Using Mari to project a detailed photo reference taken from set onto the snake model, Jason and the REALTIME team were able to get a seamless match with what was shot for the show.
“Projecting the detailed photo reference onto a non-matching model would have been difficult without the use of Mari,” Jason tells us. “The main advantage of Mari in my current workflow is the ability to paint across multiple Udim pages with ease and speed.”
And when it came down to the finite details for the snake model, Mari was on hand to help Jason achieve the realistic look of the snake.
“I used the Paint Through tool, the canvas brush, and various procedural tiles to add the fabric patterning and noise—It gives a great base very quickly through layering.”

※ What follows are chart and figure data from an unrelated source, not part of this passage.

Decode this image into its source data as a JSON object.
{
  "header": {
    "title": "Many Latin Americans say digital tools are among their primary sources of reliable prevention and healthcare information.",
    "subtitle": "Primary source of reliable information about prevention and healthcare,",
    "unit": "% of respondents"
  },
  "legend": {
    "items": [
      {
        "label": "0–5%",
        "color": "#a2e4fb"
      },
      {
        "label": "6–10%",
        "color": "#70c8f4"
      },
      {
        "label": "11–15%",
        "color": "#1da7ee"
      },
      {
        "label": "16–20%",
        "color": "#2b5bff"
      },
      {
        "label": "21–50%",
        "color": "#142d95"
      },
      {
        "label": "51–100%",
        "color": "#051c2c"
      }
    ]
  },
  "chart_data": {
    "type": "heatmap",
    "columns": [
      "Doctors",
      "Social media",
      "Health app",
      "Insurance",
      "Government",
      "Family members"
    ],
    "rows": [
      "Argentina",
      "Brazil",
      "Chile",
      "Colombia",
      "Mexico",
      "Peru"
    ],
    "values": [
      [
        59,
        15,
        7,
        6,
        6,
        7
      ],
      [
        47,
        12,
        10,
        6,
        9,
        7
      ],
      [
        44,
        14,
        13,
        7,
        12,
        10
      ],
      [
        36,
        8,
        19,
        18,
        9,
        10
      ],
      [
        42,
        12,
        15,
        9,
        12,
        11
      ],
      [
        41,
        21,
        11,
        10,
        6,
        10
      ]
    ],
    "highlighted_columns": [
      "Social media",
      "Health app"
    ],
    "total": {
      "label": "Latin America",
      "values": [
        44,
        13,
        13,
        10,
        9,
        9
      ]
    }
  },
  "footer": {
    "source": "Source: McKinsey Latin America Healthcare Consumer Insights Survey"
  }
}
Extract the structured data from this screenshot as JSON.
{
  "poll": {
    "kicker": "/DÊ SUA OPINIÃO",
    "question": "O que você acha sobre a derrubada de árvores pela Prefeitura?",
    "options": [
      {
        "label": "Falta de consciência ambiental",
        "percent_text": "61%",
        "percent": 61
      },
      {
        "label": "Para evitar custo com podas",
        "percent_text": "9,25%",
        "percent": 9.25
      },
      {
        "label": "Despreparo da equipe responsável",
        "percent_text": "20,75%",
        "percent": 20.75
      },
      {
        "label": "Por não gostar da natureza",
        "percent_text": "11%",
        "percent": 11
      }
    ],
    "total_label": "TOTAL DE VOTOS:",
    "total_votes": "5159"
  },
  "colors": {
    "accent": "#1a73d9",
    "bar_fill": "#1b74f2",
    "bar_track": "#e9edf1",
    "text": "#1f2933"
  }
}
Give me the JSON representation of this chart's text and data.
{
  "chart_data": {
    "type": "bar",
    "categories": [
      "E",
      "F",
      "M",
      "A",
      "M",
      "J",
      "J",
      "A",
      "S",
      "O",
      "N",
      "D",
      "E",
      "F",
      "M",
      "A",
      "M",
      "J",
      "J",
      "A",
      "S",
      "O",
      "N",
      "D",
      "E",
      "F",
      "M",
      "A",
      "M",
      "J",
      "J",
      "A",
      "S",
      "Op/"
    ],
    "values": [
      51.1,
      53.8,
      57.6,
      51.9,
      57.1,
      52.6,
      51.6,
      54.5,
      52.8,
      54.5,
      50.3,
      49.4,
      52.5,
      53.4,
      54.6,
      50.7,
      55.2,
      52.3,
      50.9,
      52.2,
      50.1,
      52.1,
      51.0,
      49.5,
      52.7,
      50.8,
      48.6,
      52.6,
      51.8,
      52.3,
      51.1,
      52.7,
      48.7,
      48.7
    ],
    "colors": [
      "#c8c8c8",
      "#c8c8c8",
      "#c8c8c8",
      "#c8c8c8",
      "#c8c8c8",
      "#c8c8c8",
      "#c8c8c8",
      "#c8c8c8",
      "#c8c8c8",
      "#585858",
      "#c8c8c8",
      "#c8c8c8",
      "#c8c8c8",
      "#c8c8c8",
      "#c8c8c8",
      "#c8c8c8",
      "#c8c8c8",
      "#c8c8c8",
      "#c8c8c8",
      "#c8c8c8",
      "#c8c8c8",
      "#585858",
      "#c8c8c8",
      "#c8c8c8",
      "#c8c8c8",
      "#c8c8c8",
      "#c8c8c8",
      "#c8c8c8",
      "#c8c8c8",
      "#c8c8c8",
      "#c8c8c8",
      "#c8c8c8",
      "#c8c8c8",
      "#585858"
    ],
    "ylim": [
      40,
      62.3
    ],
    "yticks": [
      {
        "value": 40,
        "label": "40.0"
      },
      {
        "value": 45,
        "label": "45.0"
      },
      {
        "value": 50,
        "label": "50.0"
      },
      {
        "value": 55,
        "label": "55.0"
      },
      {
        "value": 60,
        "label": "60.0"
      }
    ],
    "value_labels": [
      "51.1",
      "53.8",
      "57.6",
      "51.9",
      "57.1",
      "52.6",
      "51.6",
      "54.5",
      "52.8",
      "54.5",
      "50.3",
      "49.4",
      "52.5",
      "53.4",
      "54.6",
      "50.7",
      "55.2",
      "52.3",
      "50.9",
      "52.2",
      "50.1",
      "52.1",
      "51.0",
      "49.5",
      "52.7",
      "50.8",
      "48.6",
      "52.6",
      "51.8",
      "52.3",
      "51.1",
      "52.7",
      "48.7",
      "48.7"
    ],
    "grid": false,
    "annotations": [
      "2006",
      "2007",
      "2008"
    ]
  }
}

This ability to line up camera projections and quickly paint masks and apply tiling maps made Mari the perfect fit for the finite details of the snake. Using Mari and Nuke, REALTIME seamlessly crafted the magical elements needed to get the show’s witchy feel.
Working on episodic content
“Episodic TV is the USP [unique selling point] of the streaming services,” Sue Land tells us.
And she’s right. At the moment, episodic TV and on-demand sites are on the rise, allowing viewers to binge-watch entire shows over a weekend. With A Discovery of Witches being an episodic show, Sue is well aware of the changing landscape the industry is currently facing.
“As it still takes the same length of time to produce a new season, it stands to reason that more shows need to be commissioned,” she tells us. “So, we’re starting to see multiple shows of similar subject matter available, quenching the viewer’s constant thirst for new material.”
“With the advent of COVID and the resulting multiple lockdowns around the world, this need has grown. People have had more time to watch these long-form shows and try out unfamiliar ones. Undoubtedly this has had the effect of speeding up the growth and popularity of the episodic format.”
But, why is our appetite for episodic content continuing to grow so rapidly?
“The confidence is growing for the format, particularly over the last year,” Sue tells us, “and improvement is being seen in these areas. In terms of content, episodic TV allows for an in-depth exploration of the narrative material visually and a two-hour film simply doesn’t have the scope […] Previously unsuitable material is now perfect for either the limited or long-running episodic treatment.”
Episodic content is a good means of escapism, especially in times of COVID-19, and shows like A Discovery of Witches transport us to new, magical worlds. Thanks to all the awesome VFX work that goes on behind-the-scenes studios like REALTIME, we can fully immerse ourselves and enjoy witchy content we never knew we needed.